There are also signs that Mr. Adams’s own support may be less persuasive than it once was.
Recent polls have shown that both Mr. Adams and Ms. Hochul are struggling to maintain popularity amid fears about elevated crime, painful inflation and a job market in New York that is lagging behind the national average.
A recent poll by Spectrum News NY1 and Siena College found that only about a third of New York City residents believe the city and state are on the right track, and 70 percent said they felt less safe since the pandemic. Residents gave Mr. Adams and Ms. Hochul only middling approval ratings.
The mayor’s decision will be a disappointment to Mr.

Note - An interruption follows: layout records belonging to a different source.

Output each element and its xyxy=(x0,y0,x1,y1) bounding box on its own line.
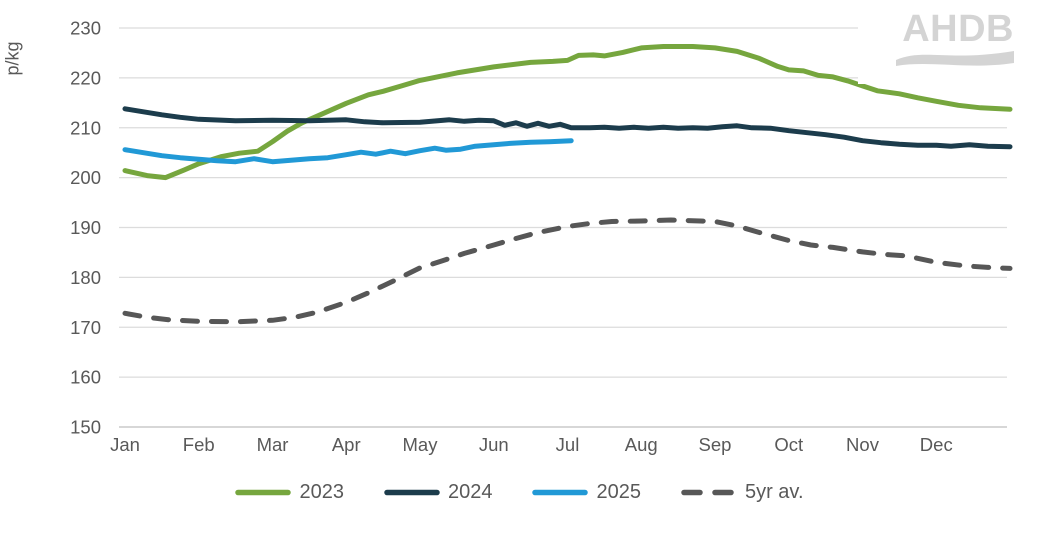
legend-swatch-5yr-average xyxy=(681,489,737,496)
svg-text:160: 160 xyxy=(70,367,101,388)
svg-text:Nov: Nov xyxy=(846,434,880,455)
svg-text:Mar: Mar xyxy=(257,434,289,455)
legend-label-2023: 2023 xyxy=(299,481,344,503)
legend-item-2025: 2025 xyxy=(532,481,641,504)
ahdb-logo: AHDB xyxy=(858,8,1016,84)
svg-text:210: 210 xyxy=(70,117,101,138)
svg-text:May: May xyxy=(403,434,439,455)
svg-text:Jul: Jul xyxy=(556,434,580,455)
legend-item-2024: 2024 xyxy=(384,481,493,504)
svg-text:Sep: Sep xyxy=(699,434,732,455)
legend-label-5yr-average: 5yr av. xyxy=(744,481,804,503)
svg-text:220: 220 xyxy=(70,67,101,88)
ahdb-logo-text: AHDB xyxy=(902,8,1014,50)
chart-legend: 2023 2024 2025 5yr av. xyxy=(0,481,1039,504)
legend-swatch-2024 xyxy=(384,489,440,496)
svg-text:Dec: Dec xyxy=(920,434,953,455)
legend-label-2024: 2024 xyxy=(447,481,493,503)
ahdb-logo-wave-icon xyxy=(896,50,1014,66)
svg-text:Apr: Apr xyxy=(332,434,361,455)
svg-text:150: 150 xyxy=(70,417,101,438)
legend-swatch-2023 xyxy=(235,489,292,496)
y-axis-label: p/kg xyxy=(2,41,23,76)
svg-text:Aug: Aug xyxy=(625,434,658,455)
legend-label-2025: 2025 xyxy=(596,481,641,503)
svg-text:Jan: Jan xyxy=(110,434,140,455)
legend-item-2023: 2023 xyxy=(235,481,344,504)
svg-text:Feb: Feb xyxy=(183,434,215,455)
legend-item-5yr-average: 5yr av. xyxy=(681,481,804,504)
svg-text:Oct: Oct xyxy=(774,434,803,455)
legend-swatch-2025 xyxy=(532,489,589,496)
svg-text:200: 200 xyxy=(70,167,101,188)
svg-text:Jun: Jun xyxy=(479,434,509,455)
svg-text:230: 230 xyxy=(70,18,101,39)
svg-text:180: 180 xyxy=(70,267,101,288)
svg-text:170: 170 xyxy=(70,317,101,338)
svg-text:190: 190 xyxy=(70,217,101,238)
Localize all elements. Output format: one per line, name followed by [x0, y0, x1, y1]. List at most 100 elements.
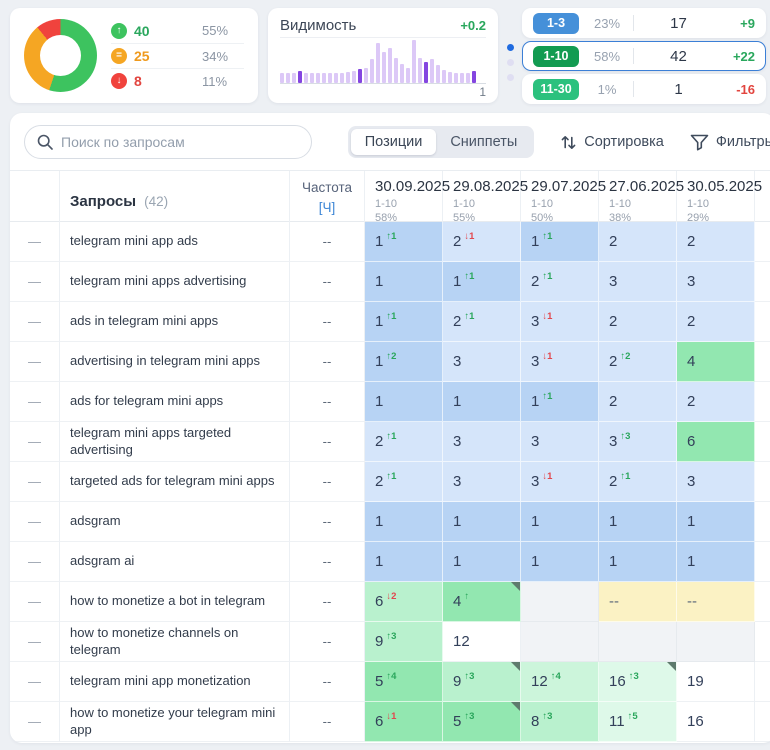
header-date-1[interactable]: 30.09.2025 1-10 58% [365, 171, 450, 231]
position-cell[interactable]: 2 ↑1 [521, 262, 599, 302]
position-cell[interactable]: 8 ↑3 [521, 702, 599, 742]
row-drag-handle[interactable]: — [10, 542, 60, 582]
query-cell[interactable]: telegram mini app monetization [60, 662, 290, 702]
position-cell[interactable]: 6 ↓1 [365, 702, 443, 742]
carousel-dot-3[interactable] [506, 74, 514, 81]
position-cell[interactable]: 12 [443, 622, 521, 662]
position-cell[interactable]: 9 ↑3 [443, 662, 521, 702]
bucket-row-1-3[interactable]: 1-3 23% 17 +9 [522, 8, 766, 38]
position-cell[interactable]: 1 [443, 542, 521, 582]
position-cell[interactable]: 6 ↓2 [365, 582, 443, 622]
bucket-row-11-30[interactable]: 11-30 1% 1 -16 [522, 74, 766, 104]
position-cell[interactable]: 1 [677, 502, 755, 542]
position-cell[interactable]: 1 [521, 542, 599, 582]
position-cell[interactable] [521, 582, 599, 622]
position-cell[interactable]: 3 ↓1 [521, 462, 599, 502]
position-cell[interactable]: 1 ↑2 [365, 342, 443, 382]
row-drag-handle[interactable]: — [10, 622, 60, 662]
position-cell[interactable]: 4 ↑ [443, 582, 521, 622]
position-cell[interactable]: 3 [443, 462, 521, 502]
position-cell[interactable]: 3 ↑3 [599, 422, 677, 462]
position-cell[interactable]: 2 ↑1 [365, 422, 443, 462]
position-cell[interactable]: 1 [677, 542, 755, 582]
position-cell[interactable]: 12 ↑4 [521, 662, 599, 702]
position-cell[interactable]: 16 [677, 702, 755, 742]
carousel-dot-1[interactable] [506, 44, 514, 51]
frequency-unit-link[interactable]: [Ч] [318, 200, 336, 216]
bucket-row-1-10[interactable]: 1-10 58% 42 +22 [522, 41, 766, 71]
header-date-4[interactable]: 27.06.2025 1-10 38% [599, 171, 684, 231]
position-cell[interactable]: 2 [677, 222, 755, 262]
position-cell[interactable]: 1 [599, 502, 677, 542]
position-cell[interactable]: 1 ↑1 [443, 262, 521, 302]
position-cell[interactable] [599, 622, 677, 662]
position-cell[interactable]: 2 ↑2 [599, 342, 677, 382]
position-cell[interactable]: -- [599, 582, 677, 622]
position-cell[interactable]: 1 [365, 382, 443, 422]
position-cell[interactable]: -- [677, 582, 755, 622]
position-cell[interactable]: 1 ↑1 [521, 382, 599, 422]
position-cell[interactable]: 6 [677, 422, 755, 462]
header-date-3[interactable]: 29.07.2025 1-10 50% [521, 171, 606, 231]
position-cell[interactable]: 11 ↑5 [599, 702, 677, 742]
tab-positions[interactable]: Позиции [350, 129, 437, 155]
query-cell[interactable]: telegram mini apps targeted advertising [60, 422, 290, 462]
row-drag-handle[interactable]: — [10, 462, 60, 502]
position-cell[interactable] [521, 622, 599, 662]
position-cell[interactable]: 4 [677, 342, 755, 382]
row-drag-handle[interactable]: — [10, 662, 60, 702]
row-drag-handle[interactable]: — [10, 302, 60, 342]
position-cell[interactable]: 1 [365, 542, 443, 582]
filter-button[interactable]: Фильтры [690, 134, 770, 151]
row-drag-handle[interactable]: — [10, 262, 60, 302]
position-cell[interactable]: 3 [599, 262, 677, 302]
position-cell[interactable]: 3 [443, 342, 521, 382]
sort-button[interactable]: Сортировка [560, 134, 664, 151]
position-cell[interactable]: 3 ↓1 [521, 302, 599, 342]
query-cell[interactable]: adsgram ai [60, 542, 290, 582]
position-cell[interactable]: 2 ↑1 [599, 462, 677, 502]
header-date-5[interactable]: 30.05.2025 1-10 29% [677, 171, 762, 231]
position-cell[interactable]: 5 ↑3 [443, 702, 521, 742]
query-cell[interactable]: how to monetize your telegram mini app [60, 702, 290, 742]
position-cell[interactable]: 9 ↑3 [365, 622, 443, 662]
row-drag-handle[interactable]: — [10, 582, 60, 622]
header-date-2[interactable]: 29.08.2025 1-10 55% [443, 171, 528, 231]
position-cell[interactable]: 2 [677, 302, 755, 342]
position-cell[interactable]: 3 [443, 422, 521, 462]
header-frequency[interactable]: Частота [Ч] [290, 171, 365, 231]
position-cell[interactable]: 1 ↑1 [365, 222, 443, 262]
carousel-dot-2[interactable] [506, 59, 514, 66]
row-drag-handle[interactable]: — [10, 342, 60, 382]
position-cell[interactable]: 2 [599, 302, 677, 342]
position-cell[interactable]: 3 [521, 422, 599, 462]
row-drag-handle[interactable]: — [10, 422, 60, 462]
position-cell[interactable] [677, 622, 755, 662]
search-input[interactable] [61, 134, 299, 150]
position-cell[interactable]: 2 ↑1 [443, 302, 521, 342]
query-cell[interactable]: telegram mini app ads [60, 222, 290, 262]
search-box[interactable] [24, 125, 312, 159]
position-cell[interactable]: 2 [677, 382, 755, 422]
row-drag-handle[interactable]: — [10, 702, 60, 742]
query-cell[interactable]: adsgram [60, 502, 290, 542]
position-cell[interactable]: 2 ↓1 [443, 222, 521, 262]
row-drag-handle[interactable]: — [10, 222, 60, 262]
position-cell[interactable]: 1 ↑1 [521, 222, 599, 262]
query-cell[interactable]: telegram mini apps advertising [60, 262, 290, 302]
query-cell[interactable]: ads in telegram mini apps [60, 302, 290, 342]
query-cell[interactable]: how to monetize channels on telegram [60, 622, 290, 662]
query-cell[interactable]: ads for telegram mini apps [60, 382, 290, 422]
position-cell[interactable]: 3 [677, 462, 755, 502]
query-cell[interactable]: targeted ads for telegram mini apps [60, 462, 290, 502]
header-queries[interactable]: Запросы (42) [60, 171, 290, 231]
tab-snippets[interactable]: Сниппеты [436, 129, 531, 155]
position-cell[interactable]: 19 [677, 662, 755, 702]
position-cell[interactable]: 2 [599, 222, 677, 262]
position-cell[interactable]: 1 [443, 502, 521, 542]
position-cell[interactable]: 1 ↑1 [365, 302, 443, 342]
position-cell[interactable]: 1 [599, 542, 677, 582]
position-cell[interactable]: 16 ↑3 [599, 662, 677, 702]
position-cell[interactable]: 5 ↑4 [365, 662, 443, 702]
query-cell[interactable]: advertising in telegram mini apps [60, 342, 290, 382]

Suozzi, a Long Island centrist who had hoped that his past support for Mr. Adams might lead to a reciprocal endorsement or at least a pledge of neutrality as he tries to oust Ms. Hochul in the Democratic primary. Mr. Suozzi chose one of Mr. Adams’s former deputies, Diana Reyna, as his running mate and has campaigned on a tough-on-crime platform that mirrors the mayor’s.
“I still consider Eric Adams a brother, but if he wants to stop surging crime in New York City he will need a new governor in Albany who will fix bail reform,” Mr. Suozzi said after the endorsement on Tuesday. “I will.”
Mr. Adams has also maintained a friendly relationship with Mr. Williams, a fellow Brooklynite who is challenging Ms. Hochul from the left.